L’avocate générale Mme Juliane KOKOTT estime que la décision rendue par le Tribunal s’appuyant notamment sur le fait que « l’importance du trafic de Google issu de ses pages de recherche générales et son caractère non effectivement remplaçable constituaient des circonstances pertinentes susceptibles de caractériser l’existence de pratiques ne relevant pas d’une concurrence par les mérites » était fondée. Elle estime que l’approche adoptée par la Commission puis le Tribunal pour juger que la pratique reprochée aux requérantes était en tant que telle incompatible avec les moyens de la concurrence par le mérite, est conforme à la jurisprudence en la matière.

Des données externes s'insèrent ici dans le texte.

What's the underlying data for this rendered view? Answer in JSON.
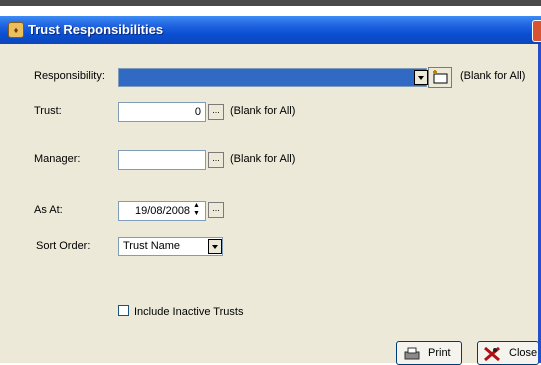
{
  "window": {
    "title": "Trust Responsibilities"
  },
  "form": {
    "responsibility": {
      "label": "Responsibility:",
      "value": "",
      "note": "(Blank for All)"
    },
    "trust": {
      "label": "Trust:",
      "value": "0",
      "note": "(Blank for All)"
    },
    "manager": {
      "label": "Manager:",
      "value": "",
      "note": "(Blank for All)"
    },
    "as_at": {
      "label": "As At:",
      "value": "19/08/2008"
    },
    "sort_order": {
      "label": "Sort Order:",
      "value": "Trust Name"
    },
    "include_inactive": {
      "label": "Include Inactive Trusts",
      "checked": false
    },
    "browse_glyph": "..."
  },
  "buttons": {
    "print": "Print",
    "close": "Close"
  }
}
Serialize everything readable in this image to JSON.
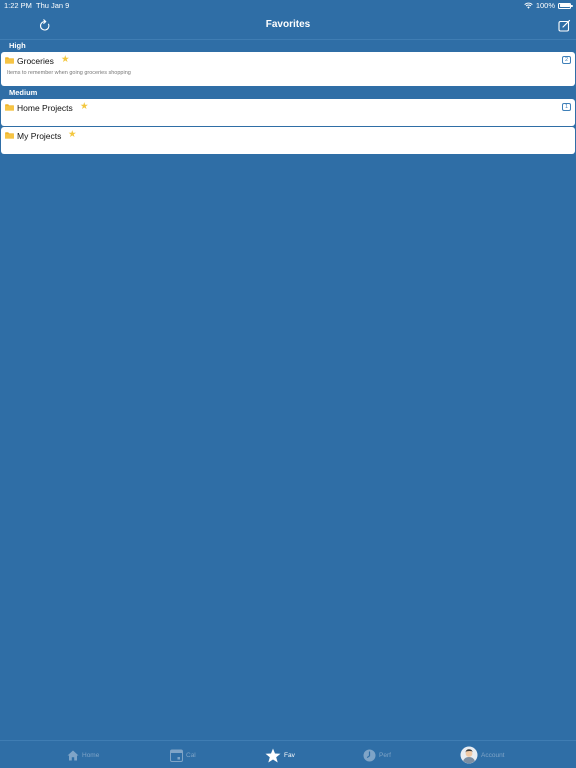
{
  "status": {
    "time": "1:22 PM",
    "date": "Thu Jan 9",
    "battery": "100%"
  },
  "nav": {
    "title": "Favorites"
  },
  "sections": [
    {
      "label": "High"
    },
    {
      "label": "Medium"
    }
  ],
  "items": [
    {
      "name": "Groceries",
      "description": "Items to remember when going groceries shopping",
      "count": "2"
    },
    {
      "name": "Home Projects",
      "count": "1"
    },
    {
      "name": "My Projects"
    }
  ],
  "tabs": [
    {
      "label": "Home",
      "icon": "home-icon"
    },
    {
      "label": "Cal",
      "icon": "calendar-icon"
    },
    {
      "label": "Fav",
      "icon": "star-icon"
    },
    {
      "label": "Perf",
      "icon": "clock-icon"
    },
    {
      "label": "Account",
      "icon": "avatar-icon"
    }
  ],
  "colors": {
    "background": "#2f6ea6",
    "star": "#f3c73e",
    "folder": "#f0b429",
    "badge": "#3e7fb8",
    "inactive_tab": "#7fa4c7"
  }
}
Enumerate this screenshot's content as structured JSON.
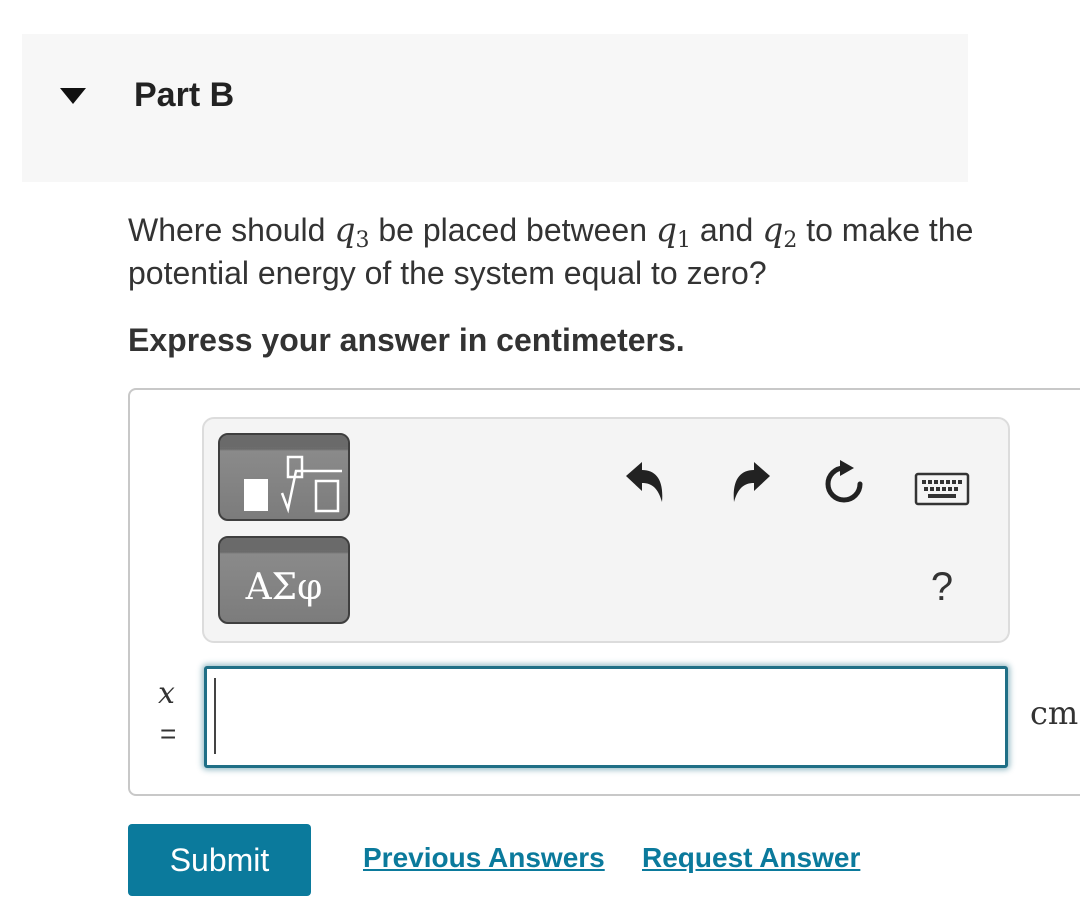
{
  "part": {
    "title": "Part B",
    "toggle_icon": "caret-down-icon"
  },
  "question": {
    "text_before": "Where should ",
    "var_q3": "q",
    "var_q3_sub": "3",
    "text_mid1": " be placed between ",
    "var_q1": "q",
    "var_q1_sub": "1",
    "text_mid2": " and ",
    "var_q2": "q",
    "var_q2_sub": "2",
    "text_after": " to make the potential energy of the system equal to zero?"
  },
  "instruction": "Express your answer in centimeters.",
  "toolbar": {
    "templates_icon": "templates-icon",
    "symbols_label": "ΑΣφ",
    "undo_icon": "undo-icon",
    "redo_icon": "redo-icon",
    "reset_icon": "reset-icon",
    "keyboard_icon": "keyboard-icon",
    "help_label": "?"
  },
  "answer": {
    "variable": "x",
    "equals": "=",
    "value": "",
    "unit": "cm"
  },
  "actions": {
    "submit_label": "Submit",
    "previous_answers_label": "Previous Answers",
    "request_answer_label": "Request Answer"
  },
  "colors": {
    "accent": "#0b7a9c",
    "header_bg": "#f7f7f7",
    "toolbar_bg": "#f4f4f4",
    "input_border": "#1f6f86"
  }
}
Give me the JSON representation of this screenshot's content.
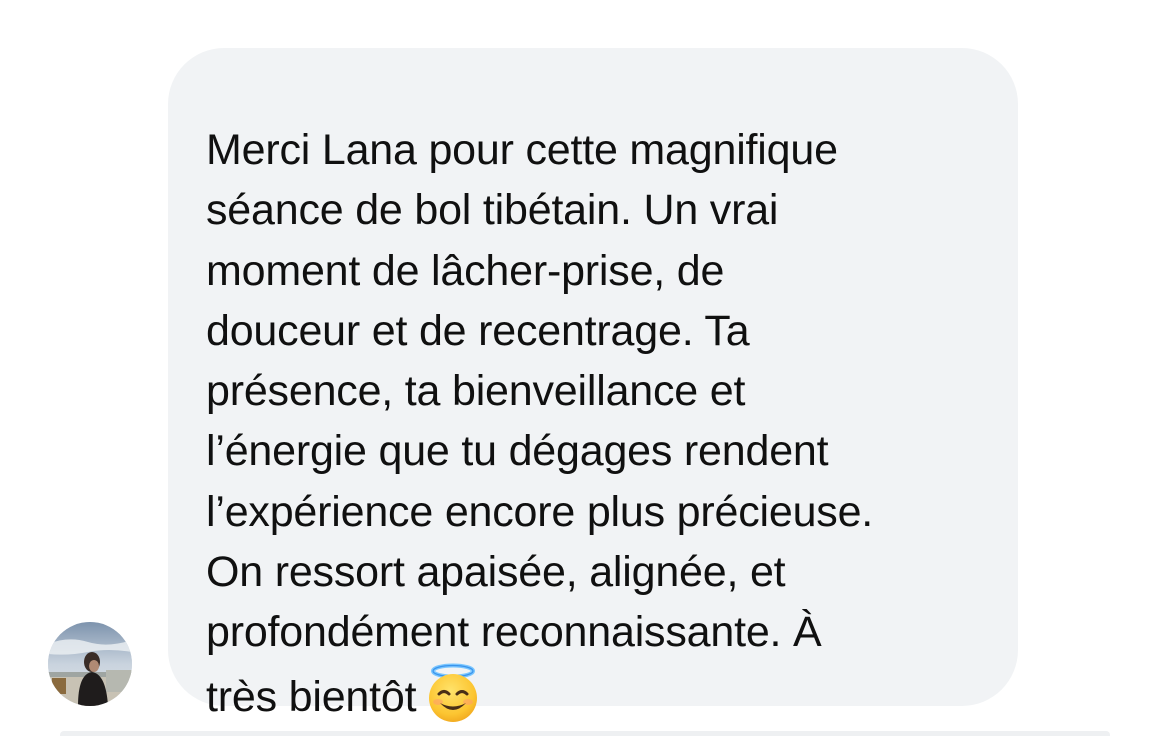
{
  "conversation": {
    "message": {
      "lines": [
        "Merci Lana pour cette magnifique",
        "séance de bol tibétain. Un vrai",
        "moment de lâcher-prise, de",
        "douceur et de recentrage. Ta",
        "présence, ta bienveillance et",
        "l’énergie que tu dégages rendent",
        "l’expérience encore plus précieuse.",
        "On ressort apaisée, alignée, et",
        "profondément reconnaissante. À",
        "très bientôt"
      ],
      "emoji": "smiling-face-with-halo",
      "bubble_color": "#f1f3f5",
      "text_color": "#101010"
    },
    "sender": {
      "avatar": "profile-photo"
    }
  }
}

Selon elle, le pourvoi formé par les requérantes doit donc être rejeté. (Conclusions de l’avocate générale Mme Juliane KOKOTT présentées le 11 janv. 2024, C-48/22 P Google LLC, Alphabet, Inc. contre Commission européenne)
Environnement
Extension aux appareils électroniques des obligations contre les informations environnementales trompeuses
- À la suite du Pacte vert européen (« Green Deal », COM/2019/640 final), le Parlement a adopté le 17 janvier 2024, en session plénière, une directive « pour donner aux consommateurs les moyens d’agir en faveur de la transition écologique grâce à une meilleure protection contre les pratiques déloyales et à de meilleures informations ».
Cette directive s’inscrit dans un contexte de prolifération du « greenwashing » (ou « écoblanchiment »), empêchant les consommateurs de faire des choix éclairés lors de leurs achats. L’objectif est d’interdire les promesses environnementales mensongères sur les produits, tout en luttant contre l’obsolescence programmée.
Pour ce faire, les députés européens ont listé des pratiques commerciales problématiques contrevenant aux obligations de transparence pesant sur les professionnels, notamment :
- Ajouter des mentions environnementales génériques qui ne correspondent pas à une performance environnementale excellente reconnue pertinente pour l’allégation (par exemple, « respectueux de l’environnement », « naturel », « ami de la nature », ou encore « bon pour le climat ») ;
- Faire la publicité d’avantages qui ne sont pas pertinents ou liés à une caractéristique du produit, induisant à tort un prétendu avantage pour l’environnement (par exemple, l’absence de plastique dans des feuilles de papier) ;
- Faire porter une allégation environnementale sur l’ensemble d’un produit lorsqu’elle ne concerne que l’un de ses aspects (par exemple, la mention « fabriqué avec des matériaux recyclés », quand seul l’emballage est concerné) ;
- Affirmer, sur la base de la compensation des émissions de gaz à effet de serre, qu’un produit a un « impact neutre ».
Par ailleurs, la directive incite les producteurs à porter davantage d’attention à la durabilité des produits en interdisant les labels de durabilité qui ne sont pas fondés sur un système de certification ou les incitations à remplacer les consommables de manière précoce.
Ces nouvelles règles seront introduites par la voie d’une modification de la directive 2005/29/CE du Parlement européen et du Conseil relative aux pratiques commerciales trompeuses.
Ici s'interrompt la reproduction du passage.